- O Tribunal de Justiça do Rio Grande do Norte (TJ/RN), via 1ª câmara Cível, negou indenização por danos morais a consumidor que buscava excluir ou regularizar registro no SCR/Sisbacen, Sistema de Informações de Crédito do Banco Central.
- O tribunal entendeu que o SCR tem finalidade pública e regulatória, não sendo equivalente a cadastros privados de inadimplentes como SPC e Serasa, pois não tem natureza restritiva.
- Também ficou claro que o envio de informações ao Banco Central é dever legal das instituições financeiras e não requer notificação prévia ao consumidor.
- No caso, o consumidor alegou débito de R$ 1.611,73 decorrente de compras no cartão de crédito, sem prévia notificação, e suposta natureza restritiva do SCR.

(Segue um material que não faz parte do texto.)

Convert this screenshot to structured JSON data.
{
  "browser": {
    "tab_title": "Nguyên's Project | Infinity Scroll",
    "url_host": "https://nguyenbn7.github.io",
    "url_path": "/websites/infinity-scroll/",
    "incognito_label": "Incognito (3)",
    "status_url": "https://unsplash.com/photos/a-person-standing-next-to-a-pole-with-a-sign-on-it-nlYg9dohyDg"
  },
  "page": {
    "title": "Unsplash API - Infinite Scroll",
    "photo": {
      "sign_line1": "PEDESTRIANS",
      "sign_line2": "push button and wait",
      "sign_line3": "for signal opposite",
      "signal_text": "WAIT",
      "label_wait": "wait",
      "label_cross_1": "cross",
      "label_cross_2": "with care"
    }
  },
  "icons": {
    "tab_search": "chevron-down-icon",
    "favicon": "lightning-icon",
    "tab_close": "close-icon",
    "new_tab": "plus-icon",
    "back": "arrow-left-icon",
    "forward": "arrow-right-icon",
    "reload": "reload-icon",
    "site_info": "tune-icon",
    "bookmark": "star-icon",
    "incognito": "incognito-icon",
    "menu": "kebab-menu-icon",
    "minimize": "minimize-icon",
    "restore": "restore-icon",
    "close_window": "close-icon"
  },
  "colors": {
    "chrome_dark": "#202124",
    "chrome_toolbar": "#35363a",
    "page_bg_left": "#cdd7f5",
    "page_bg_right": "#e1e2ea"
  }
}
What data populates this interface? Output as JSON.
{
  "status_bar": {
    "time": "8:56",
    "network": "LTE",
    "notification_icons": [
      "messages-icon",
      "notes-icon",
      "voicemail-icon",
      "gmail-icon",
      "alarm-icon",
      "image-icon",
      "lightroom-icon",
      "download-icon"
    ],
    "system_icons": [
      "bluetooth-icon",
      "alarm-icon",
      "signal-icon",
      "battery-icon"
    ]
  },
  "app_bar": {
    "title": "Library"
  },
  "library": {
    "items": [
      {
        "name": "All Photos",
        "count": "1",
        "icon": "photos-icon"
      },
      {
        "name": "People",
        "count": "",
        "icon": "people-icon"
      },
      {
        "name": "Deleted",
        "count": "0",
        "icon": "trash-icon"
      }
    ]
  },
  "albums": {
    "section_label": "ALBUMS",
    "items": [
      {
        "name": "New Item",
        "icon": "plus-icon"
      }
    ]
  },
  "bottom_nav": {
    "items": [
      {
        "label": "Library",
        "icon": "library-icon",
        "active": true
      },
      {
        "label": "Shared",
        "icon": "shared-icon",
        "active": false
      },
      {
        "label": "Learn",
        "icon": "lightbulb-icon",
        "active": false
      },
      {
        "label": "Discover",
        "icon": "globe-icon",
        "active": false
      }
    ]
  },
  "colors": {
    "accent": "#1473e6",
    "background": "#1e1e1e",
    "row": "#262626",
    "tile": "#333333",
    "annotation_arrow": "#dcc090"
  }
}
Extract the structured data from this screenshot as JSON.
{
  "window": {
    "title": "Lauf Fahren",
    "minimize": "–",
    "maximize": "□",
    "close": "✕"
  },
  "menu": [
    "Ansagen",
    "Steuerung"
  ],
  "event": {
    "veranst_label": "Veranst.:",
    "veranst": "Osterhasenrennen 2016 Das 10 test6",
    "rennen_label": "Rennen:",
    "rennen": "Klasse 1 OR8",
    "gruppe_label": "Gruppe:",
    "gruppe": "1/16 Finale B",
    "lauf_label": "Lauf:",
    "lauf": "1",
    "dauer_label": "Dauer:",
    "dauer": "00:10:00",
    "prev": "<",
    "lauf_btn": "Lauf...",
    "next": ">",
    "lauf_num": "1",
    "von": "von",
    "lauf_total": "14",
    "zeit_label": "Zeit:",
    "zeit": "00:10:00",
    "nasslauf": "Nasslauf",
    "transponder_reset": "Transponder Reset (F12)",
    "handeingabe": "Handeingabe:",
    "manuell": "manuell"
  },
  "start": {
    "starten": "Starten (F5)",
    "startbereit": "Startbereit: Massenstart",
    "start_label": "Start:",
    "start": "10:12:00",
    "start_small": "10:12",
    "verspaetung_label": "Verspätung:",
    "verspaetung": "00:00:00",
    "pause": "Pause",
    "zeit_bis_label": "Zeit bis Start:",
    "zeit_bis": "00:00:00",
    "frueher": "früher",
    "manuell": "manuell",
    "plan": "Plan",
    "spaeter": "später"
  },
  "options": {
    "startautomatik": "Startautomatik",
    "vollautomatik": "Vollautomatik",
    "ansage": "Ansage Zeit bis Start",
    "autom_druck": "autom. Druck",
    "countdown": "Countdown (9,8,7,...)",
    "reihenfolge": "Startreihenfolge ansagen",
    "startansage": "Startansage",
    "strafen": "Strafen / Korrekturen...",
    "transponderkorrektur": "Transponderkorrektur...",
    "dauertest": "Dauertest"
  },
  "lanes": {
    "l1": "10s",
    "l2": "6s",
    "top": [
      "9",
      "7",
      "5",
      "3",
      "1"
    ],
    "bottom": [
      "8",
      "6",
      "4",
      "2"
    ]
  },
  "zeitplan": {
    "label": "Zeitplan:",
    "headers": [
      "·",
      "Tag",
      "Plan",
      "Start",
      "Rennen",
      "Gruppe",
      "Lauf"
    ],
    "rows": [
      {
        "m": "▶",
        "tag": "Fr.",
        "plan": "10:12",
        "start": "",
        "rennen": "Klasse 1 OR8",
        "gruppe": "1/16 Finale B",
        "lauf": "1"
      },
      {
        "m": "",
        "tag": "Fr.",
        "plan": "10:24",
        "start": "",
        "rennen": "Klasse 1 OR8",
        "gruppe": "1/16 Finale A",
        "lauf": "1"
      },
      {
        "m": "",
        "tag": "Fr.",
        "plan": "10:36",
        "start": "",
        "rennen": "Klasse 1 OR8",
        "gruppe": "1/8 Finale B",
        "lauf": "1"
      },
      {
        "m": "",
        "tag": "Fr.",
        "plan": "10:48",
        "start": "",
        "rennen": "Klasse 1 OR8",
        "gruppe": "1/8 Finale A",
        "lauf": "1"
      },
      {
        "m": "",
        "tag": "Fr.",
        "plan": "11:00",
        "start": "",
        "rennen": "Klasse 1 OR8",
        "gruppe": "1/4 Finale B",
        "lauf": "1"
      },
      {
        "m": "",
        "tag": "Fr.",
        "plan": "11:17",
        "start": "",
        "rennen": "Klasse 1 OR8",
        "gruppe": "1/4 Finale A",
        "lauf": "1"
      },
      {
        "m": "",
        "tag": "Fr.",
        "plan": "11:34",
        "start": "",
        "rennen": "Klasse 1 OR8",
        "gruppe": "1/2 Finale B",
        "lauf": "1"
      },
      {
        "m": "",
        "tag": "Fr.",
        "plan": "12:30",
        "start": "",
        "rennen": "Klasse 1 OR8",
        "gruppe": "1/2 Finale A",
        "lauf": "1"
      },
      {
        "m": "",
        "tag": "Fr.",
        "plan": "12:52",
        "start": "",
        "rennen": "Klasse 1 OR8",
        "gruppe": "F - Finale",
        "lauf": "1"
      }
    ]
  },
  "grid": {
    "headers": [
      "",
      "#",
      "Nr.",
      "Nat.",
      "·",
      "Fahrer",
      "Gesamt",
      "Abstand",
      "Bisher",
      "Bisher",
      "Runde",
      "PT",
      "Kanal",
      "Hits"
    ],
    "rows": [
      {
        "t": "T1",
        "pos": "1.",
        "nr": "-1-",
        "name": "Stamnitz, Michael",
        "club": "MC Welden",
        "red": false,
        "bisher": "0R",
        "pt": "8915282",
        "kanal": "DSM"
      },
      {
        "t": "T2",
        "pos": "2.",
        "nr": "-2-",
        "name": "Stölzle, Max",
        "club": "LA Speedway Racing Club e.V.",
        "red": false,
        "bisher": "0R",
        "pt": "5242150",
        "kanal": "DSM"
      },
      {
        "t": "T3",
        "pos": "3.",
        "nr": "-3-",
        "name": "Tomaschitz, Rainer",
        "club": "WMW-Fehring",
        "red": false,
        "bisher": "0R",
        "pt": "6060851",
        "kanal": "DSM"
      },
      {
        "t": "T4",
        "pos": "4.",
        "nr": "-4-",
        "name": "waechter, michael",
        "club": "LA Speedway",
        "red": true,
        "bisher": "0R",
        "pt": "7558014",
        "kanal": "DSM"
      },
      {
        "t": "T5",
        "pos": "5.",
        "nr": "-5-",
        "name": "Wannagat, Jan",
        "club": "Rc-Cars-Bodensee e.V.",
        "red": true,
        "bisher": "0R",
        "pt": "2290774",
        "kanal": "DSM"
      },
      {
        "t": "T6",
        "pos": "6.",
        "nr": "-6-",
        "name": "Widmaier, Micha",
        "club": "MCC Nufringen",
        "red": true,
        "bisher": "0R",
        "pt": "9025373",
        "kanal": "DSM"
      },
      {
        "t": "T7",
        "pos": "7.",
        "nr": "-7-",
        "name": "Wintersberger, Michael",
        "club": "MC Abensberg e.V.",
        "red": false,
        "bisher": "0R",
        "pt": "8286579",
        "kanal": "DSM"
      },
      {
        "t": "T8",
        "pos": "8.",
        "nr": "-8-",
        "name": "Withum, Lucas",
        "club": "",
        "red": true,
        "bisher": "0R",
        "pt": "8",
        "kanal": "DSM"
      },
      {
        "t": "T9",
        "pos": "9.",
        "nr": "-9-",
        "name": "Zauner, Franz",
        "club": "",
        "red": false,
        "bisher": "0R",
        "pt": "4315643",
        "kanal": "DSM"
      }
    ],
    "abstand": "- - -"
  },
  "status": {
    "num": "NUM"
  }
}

- A turma manteve a sentença, apontando ausência de ato ilícito, dano efetivo e nexo causal, já que não houve inclusão indevida de dívida ou erro que tivesse impactado crédito ou honra do autor.
O Tribunal de Justiça do Rio Grande do Norte (TJ/RN), em decisão da 1ª Câmara Cível, negou indenização por danos morais a um consumidor que buscava excluir ou regularizar registro no SCR/Sisbacen, o Sistema de Informações de Crédito do Banco Central. O julgamento manteve a conclusão de que o SCR tem natureza regulatória, não sendo equivalente a cadastros privados de inadimplentes.
A ação foi ajuizada após o consumidor identificar no SCR/Sisbacen um registro com a classificação “vencida/prejuízo” referente a compras feitas em cartão de crédito, no valor de R$ 1.611,73. Ele alegou ausência de notificação prévia e questionou a natureza do SCR como instrumento de cobrança.
A decisão afirma que o SCR é administrado pelo Banco Central e visa monitorar o crédito no sistema financeiro e fiscalizar instituições sujeitas à sua supervisão, conforme a resolução CMN 5.037/22. O relator ressaltou que o envio de informações ao BC é dever legal das instituições, tornando o registro obrigatório, sem discricionariedade, e que o SCR não funciona como cadastro privado de inadimplentes.
Características do SCR/Sisbacen
O tribunal concluiu que o SCR serve para acompanhar a exposição das instituições financeiras e calcular o risco de crédito, não sendo destinado a restringir crédito de forma similar a SPC ou Serasa. O voto destacou ainda que o autor reconheceu a existência do débito, não havendo comprovação de que a ausência de notificação tenha imposto dano moral ou restrição indevida de crédito.
Desdobramentos do caso
Segundo o relator, o dano moral só seria cabível em caso de registro indevido ou de débito não reconhecido pelo consumidor, o que não ocorreu nos autos. Com base nisso, a decisão manteve a sentença que rejeitou o pedido de indenização por danos morais.
Contexto processual
O caso tramita sob o número 0878001-92.2025.8.20.5001. Advogados envolvidos são Fábio Giovode e Camila Marella, do escritório Coelho & Morello Advogados Associados. O TJ/RN reforça o entendimento de que o SCR tem finalidade pública e regulatória, distinto de cadastros de inadimplentes privados.